For instance: A German taxable person supplies plant components to a customer in Brazil. For logistical reasons the plant components are packed in boxes for export by a sub-contractor at the port of Rotterdam.
2.2. If the value of the export does not exceed EUR 3,000, a simplified declaration procedure may be used. Using this simplified procedure means that no export declaration has to be lodged at the German customs authorities. It is sufficient to lodge an electronic declaration at the customs authorities of the EU member state where the goods will leave the customs territory of the EU. As regards VAT, the place of supply would be the place from which the goods are dispatched, (sec. 3 para. 6 sentence 1 of the German VAT Act), whereas the consignment would be customs cleared for export in another EU member state.

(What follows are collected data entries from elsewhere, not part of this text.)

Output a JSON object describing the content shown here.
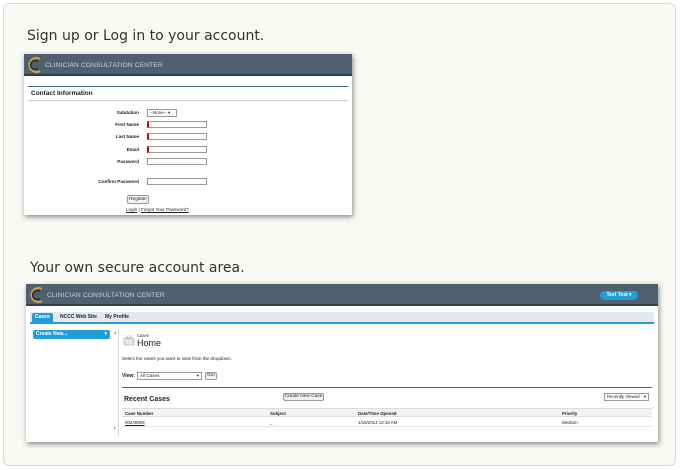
{
  "section1": {
    "heading": "Sign up or Log in to your account.",
    "brand": "CLINICIAN CONSULTATION CENTER",
    "form_title": "Contact Information",
    "fields": {
      "salutation_label": "Salutation",
      "salutation_value": "--None--",
      "first_name_label": "First Name",
      "last_name_label": "Last Name",
      "email_label": "Email",
      "password_label": "Password",
      "confirm_password_label": "Confirm Password"
    },
    "register_label": "Register",
    "login_link": "Login",
    "separator": "|",
    "forgot_link": "Forgot Your Password?"
  },
  "section2": {
    "heading": "Your own secure account area.",
    "brand": "CLINICIAN CONSULTATION CENTER",
    "user_menu": "Test Test",
    "tabs": [
      "Cases",
      "NCCC Web Site",
      "My Profile"
    ],
    "create_new": "Create New...",
    "page_small": "Cases",
    "page_title": "Home",
    "instruction": "Select the cases you want to view from the dropdown.",
    "view_label": "View:",
    "view_value": "All Cases",
    "go_label": "Go!",
    "recent_title": "Recent Cases",
    "create_case_label": "Create New Case",
    "recent_select": "Recently Viewed",
    "columns": [
      "Case Number",
      "Subject",
      "Date/Time Opened",
      "Priority"
    ],
    "rows": [
      {
        "case_number": "00249909",
        "subject": "_",
        "opened": "1/16/2014 12:19 AM",
        "priority": "Medium"
      }
    ]
  }
}
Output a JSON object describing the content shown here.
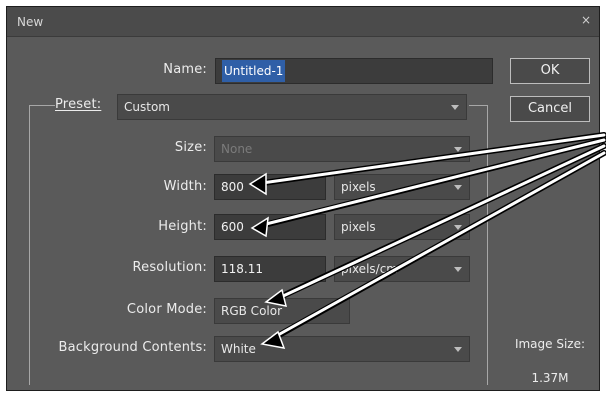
{
  "window": {
    "title": "New",
    "close_glyph": "×"
  },
  "form": {
    "name_label": "Name:",
    "name_value": "Untitled-1",
    "preset_label": "Preset:",
    "preset_value": "Custom",
    "size_label": "Size:",
    "size_value": "None",
    "width_label": "Width:",
    "width_value": "800",
    "width_unit": "pixels",
    "height_label": "Height:",
    "height_value": "600",
    "height_unit": "pixels",
    "resolution_label": "Resolution:",
    "resolution_value": "118.11",
    "resolution_unit": "pixels/cm",
    "color_mode_label": "Color Mode:",
    "color_mode_value": "RGB Color",
    "background_label": "Background Contents:",
    "background_value": "White"
  },
  "buttons": {
    "ok": "OK",
    "cancel": "Cancel"
  },
  "image_size": {
    "label": "Image Size:",
    "value": "1.37M"
  },
  "colors": {
    "window_bg": "#5a5a5a",
    "field_bg": "#3c3c3c",
    "selection_bg": "#2f5fa7",
    "arrow_fill": "#ffffff",
    "arrow_outline": "#000000"
  },
  "icons": {
    "close": "close-icon",
    "dropdown": "chevron-down-icon"
  }
}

2.3. In addition, under certain preconditions, Article 791 of the CCIC allows customs to clear goods for export at a customs office which is not competent for the place where the taxable person is established or where the goods are packed or loaded for export. This would be the case, for instance, if the destination of the goods was changed during transport and the new destination was outside the EU. In such a case, it would also be sufficient to lodge an export declaration directly at the customs office located on the border.
3. New provision
By issuing the new circular, the Federal Ministry of Finance has indicated its approval, in general, of electronic confirmations of export issued by other EU member states as being acceptable for VAT purposes. Such proof is to be accepted with the reservation that complete documentation is available evidencing that the goods have indeed been exported. In particular, these reservations are important in circumstances where the customs authorities of the other EU member state only issue an electronic message confirming the proper termination of the export procedure rather than also providing a document of confirmation as a PDF file. In this case, the following additional preconditions have to be fulfilled:
- proof that the goods physically left the EU must be provided, as evidenced by the electronic message issued by the foreign customs authorities;
- documentary evidence must be made available by the taxable person of the receipt of the electronic message issued by the foreign customs authorities;
- documentary evidence of the link between the electronic message issued by the foreign customs authorities and the relevant export declaration must be available; and
- there must be no doubt that the goods left the EU in the correct manner.
4. Practical impact
The clarification by the Federal Ministry of Finance and the acceptance of the confirmations of export issued by foreign customs authorities are very welcome developments. Affected taxable persons should immediately safeguard that all electronic messages received from foreign customs authorities are being properly archived. For those not receiving confirmations as PDF files, steps should be taken to ensure that the additional preconditions are being fulfilled for the acceptance of such messages and that these documents are being meticulously archived.